The health of Romo’s back has been a question all training camp and is surely going to continue throughout the season. He has been on a limited practice schedule, something that is viewed as more managing the back than any residual effects.
In the immediate aftermath of Saturday’s preseason loss to the Miami Dolphins, safety Ahmad Dixon was defiant over an unnecessary roughness penalty late in the fourth quarter.
Dixon said he was a physical player and had no intention of changing his ways, impending league fine or not.
But after watching the play on film, and getting a talking to from the coaches, Dixon is singing a slightly different tune.
“They talked to me about being smarter and trying to make plays on the ball and not playing the man so much,” Dixon said.
Dixon said he has not yet heard from the league regarding the penalty. The fine for hitting a defenseless player is $22,500, though Dixon’s will likely be adjusted because he is drawing a rookie salary.
If the fine doesn’t deter him, then this warning from coach Jason Garrett should help Dixon change his ways.
“Well, he probably won’t be playing,” Garrett said. “We’re not going to have those kinds of penalties.”
Claiborne, Melton to play
Cornerback Morris Claiborne believes he’ll be healthy enough to make his preseason debut against the Denver Broncos on Thursday. And owner Jerry Jones said defensive tackle Henry Melton should play.
Claiborne has been sidelined with what has been described as an AC joint sprain in his right shoulder, but went through the Cowboys’ non-padded practice Monday.
“Everything went well,” Claiborne said. “Still was a little limited, but I went with the ones and felt good.”
Melton, meanwhile, has been slowed by a groin strain but also went through practice.
Jones said defensive tackle Terrell McClain (high ankle sprain) is improving, but is not expected to play.
The Cowboys began trimming their roster by cutting defensive end Martez Wilson and fullback J.C. Copeland on Monday. The Cowboys have to cut 13 more by 3 p.m. Tuesday to be at the league-mandated 75 limit, and have to be at 53 by Saturday.

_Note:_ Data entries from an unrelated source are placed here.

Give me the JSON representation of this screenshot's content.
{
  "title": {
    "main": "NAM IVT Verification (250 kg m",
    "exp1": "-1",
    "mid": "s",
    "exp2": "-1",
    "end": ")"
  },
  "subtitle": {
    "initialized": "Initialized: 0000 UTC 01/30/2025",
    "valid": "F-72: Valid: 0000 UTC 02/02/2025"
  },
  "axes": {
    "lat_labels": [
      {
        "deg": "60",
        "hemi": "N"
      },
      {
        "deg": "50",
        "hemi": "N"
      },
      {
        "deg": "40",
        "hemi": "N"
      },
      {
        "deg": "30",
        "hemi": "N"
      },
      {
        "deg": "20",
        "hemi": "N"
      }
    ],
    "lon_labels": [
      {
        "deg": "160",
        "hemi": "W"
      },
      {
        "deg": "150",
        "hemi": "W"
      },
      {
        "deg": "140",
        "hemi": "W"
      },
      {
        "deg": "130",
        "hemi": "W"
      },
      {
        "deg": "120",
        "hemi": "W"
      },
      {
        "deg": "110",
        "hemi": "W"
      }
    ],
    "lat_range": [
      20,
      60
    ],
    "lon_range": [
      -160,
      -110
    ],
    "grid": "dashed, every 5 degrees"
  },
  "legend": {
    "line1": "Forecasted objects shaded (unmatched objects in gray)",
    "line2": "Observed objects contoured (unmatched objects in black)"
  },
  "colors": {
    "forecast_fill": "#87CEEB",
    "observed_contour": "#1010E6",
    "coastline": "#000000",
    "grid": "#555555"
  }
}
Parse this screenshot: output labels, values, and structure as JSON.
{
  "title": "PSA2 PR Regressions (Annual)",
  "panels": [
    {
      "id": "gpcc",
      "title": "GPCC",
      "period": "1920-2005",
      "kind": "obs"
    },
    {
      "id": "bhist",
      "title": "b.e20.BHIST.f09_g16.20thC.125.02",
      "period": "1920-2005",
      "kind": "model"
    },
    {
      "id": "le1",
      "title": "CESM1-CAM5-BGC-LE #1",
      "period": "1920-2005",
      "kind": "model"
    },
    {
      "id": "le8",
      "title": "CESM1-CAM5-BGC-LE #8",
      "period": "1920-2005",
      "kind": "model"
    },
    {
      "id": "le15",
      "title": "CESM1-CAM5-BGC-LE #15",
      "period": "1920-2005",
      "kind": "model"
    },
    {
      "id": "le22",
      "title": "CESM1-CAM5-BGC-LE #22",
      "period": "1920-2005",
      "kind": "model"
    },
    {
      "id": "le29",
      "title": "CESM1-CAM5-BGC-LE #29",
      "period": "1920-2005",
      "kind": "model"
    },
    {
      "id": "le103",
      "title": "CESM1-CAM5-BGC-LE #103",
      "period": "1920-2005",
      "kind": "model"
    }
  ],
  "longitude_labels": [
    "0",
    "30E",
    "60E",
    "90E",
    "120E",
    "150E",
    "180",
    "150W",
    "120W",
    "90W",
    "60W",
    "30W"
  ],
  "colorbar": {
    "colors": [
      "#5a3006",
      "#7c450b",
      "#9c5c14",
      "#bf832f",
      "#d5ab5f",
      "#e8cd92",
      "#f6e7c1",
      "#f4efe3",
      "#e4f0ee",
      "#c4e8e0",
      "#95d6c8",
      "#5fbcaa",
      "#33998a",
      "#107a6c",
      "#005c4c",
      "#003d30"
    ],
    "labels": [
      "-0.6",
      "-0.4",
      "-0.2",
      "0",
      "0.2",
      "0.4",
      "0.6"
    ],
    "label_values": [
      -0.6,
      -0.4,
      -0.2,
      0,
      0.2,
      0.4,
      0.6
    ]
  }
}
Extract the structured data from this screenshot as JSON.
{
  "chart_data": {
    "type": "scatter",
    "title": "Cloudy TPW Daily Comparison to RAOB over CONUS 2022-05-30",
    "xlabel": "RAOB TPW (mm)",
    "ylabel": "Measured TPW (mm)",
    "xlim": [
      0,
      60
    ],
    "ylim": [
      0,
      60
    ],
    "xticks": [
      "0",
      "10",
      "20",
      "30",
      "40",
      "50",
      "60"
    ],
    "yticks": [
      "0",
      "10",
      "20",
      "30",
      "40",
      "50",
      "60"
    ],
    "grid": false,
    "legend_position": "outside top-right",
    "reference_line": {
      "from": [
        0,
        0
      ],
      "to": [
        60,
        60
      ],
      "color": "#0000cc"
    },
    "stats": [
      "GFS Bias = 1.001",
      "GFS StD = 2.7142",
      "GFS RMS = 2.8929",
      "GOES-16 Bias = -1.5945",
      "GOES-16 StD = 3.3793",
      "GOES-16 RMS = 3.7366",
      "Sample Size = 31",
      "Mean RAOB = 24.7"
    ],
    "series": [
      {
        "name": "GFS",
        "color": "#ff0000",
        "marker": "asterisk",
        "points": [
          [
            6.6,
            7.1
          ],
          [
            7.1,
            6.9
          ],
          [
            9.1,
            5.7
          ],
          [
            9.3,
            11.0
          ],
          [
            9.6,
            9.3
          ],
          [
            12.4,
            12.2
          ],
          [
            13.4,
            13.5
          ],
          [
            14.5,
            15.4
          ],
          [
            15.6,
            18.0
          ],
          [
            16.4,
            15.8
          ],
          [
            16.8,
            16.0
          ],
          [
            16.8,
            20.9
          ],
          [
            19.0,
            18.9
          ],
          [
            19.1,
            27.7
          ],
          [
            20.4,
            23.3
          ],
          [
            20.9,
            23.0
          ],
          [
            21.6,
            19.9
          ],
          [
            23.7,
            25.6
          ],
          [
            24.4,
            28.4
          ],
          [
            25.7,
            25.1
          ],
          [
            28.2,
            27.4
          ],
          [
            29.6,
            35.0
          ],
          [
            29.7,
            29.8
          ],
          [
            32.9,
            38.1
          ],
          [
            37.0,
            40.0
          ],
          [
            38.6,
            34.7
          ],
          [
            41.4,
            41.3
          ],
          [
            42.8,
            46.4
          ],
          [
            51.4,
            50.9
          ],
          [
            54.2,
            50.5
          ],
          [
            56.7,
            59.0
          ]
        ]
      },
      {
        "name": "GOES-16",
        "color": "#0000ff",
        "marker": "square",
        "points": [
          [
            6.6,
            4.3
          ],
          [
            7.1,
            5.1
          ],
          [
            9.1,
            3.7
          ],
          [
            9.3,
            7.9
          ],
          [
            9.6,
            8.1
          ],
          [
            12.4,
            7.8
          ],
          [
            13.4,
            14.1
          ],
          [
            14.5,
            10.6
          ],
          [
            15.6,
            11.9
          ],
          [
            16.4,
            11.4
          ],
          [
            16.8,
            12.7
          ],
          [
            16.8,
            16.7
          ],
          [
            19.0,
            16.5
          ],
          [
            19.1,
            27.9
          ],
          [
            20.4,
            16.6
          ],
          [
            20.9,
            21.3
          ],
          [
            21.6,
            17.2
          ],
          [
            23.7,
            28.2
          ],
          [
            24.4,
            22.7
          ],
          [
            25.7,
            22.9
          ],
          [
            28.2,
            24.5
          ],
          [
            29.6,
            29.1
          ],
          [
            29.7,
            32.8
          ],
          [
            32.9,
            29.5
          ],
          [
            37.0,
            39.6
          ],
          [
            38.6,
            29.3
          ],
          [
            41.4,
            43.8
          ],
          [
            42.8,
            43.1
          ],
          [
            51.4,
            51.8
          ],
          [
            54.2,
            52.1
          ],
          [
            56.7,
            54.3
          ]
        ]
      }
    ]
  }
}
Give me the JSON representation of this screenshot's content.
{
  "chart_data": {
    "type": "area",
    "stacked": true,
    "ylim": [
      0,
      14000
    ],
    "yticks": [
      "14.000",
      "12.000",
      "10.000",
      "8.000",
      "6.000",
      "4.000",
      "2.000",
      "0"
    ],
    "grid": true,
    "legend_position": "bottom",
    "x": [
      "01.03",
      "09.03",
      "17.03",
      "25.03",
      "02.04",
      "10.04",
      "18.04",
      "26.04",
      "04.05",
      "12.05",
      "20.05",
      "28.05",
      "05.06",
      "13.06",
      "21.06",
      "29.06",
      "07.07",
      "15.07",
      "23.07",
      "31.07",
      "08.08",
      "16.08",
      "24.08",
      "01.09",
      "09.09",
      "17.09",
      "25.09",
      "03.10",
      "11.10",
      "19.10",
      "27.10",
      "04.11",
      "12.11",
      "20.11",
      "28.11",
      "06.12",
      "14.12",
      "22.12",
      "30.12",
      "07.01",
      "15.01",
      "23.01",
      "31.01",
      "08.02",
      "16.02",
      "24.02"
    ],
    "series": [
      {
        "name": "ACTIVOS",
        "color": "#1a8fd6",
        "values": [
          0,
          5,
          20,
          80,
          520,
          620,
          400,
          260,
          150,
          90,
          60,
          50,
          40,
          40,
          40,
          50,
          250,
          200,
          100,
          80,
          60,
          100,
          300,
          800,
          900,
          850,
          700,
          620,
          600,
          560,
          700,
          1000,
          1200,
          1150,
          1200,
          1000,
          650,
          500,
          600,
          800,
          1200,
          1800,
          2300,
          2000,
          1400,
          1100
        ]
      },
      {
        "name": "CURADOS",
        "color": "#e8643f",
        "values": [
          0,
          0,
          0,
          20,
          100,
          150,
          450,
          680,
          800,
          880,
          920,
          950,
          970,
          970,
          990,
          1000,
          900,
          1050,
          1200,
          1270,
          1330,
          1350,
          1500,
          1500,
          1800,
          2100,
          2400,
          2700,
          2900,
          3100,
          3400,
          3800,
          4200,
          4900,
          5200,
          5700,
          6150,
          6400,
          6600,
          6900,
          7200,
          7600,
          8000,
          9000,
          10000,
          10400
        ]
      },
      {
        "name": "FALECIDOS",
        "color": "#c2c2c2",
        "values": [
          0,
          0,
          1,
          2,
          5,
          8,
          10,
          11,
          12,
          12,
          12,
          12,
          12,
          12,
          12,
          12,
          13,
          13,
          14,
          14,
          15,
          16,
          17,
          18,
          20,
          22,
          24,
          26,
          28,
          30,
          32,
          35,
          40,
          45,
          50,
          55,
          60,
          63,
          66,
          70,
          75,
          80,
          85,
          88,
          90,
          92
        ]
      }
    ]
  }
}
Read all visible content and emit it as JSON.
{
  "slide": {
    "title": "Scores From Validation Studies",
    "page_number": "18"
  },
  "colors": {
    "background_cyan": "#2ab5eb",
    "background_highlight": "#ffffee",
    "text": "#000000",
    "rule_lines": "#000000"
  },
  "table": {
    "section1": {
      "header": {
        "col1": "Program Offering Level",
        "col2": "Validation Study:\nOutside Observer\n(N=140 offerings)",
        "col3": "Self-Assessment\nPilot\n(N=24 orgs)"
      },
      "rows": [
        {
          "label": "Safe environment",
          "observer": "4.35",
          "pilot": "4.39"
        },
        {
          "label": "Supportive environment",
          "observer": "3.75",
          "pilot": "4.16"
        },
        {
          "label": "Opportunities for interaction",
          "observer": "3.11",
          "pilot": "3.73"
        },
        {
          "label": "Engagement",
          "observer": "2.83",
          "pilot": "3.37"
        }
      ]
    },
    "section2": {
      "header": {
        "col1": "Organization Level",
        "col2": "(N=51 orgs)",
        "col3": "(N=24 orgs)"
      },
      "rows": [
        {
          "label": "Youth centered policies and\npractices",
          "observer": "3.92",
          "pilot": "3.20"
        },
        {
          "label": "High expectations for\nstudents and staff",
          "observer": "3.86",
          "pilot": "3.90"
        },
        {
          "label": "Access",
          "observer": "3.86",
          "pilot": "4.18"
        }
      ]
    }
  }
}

Stephen Jones said there are still “jobs up for grabs” Thursday, and the team will once again be active on the waiver wire in search of upgrades. He wouldn’t go into specifics on roster construction, but said he wouldn’t rule out the team carrying four running backs (DeMarco Murray, Lance Dunbar, Joseph Randle and Ryan Williams).
He also said Romo’s back doesn’t mean the team will carry a third quarterback, and that it would “be a stretch” to carry only eight offensive linemen.
The Cowboys are planning to place rookie tight end Jordan Najvar on injured reserve with a torn Achilles. They are also considering placing defensive tackle Amobi Okoye, who still is months away from playing football again, on the non football injury list.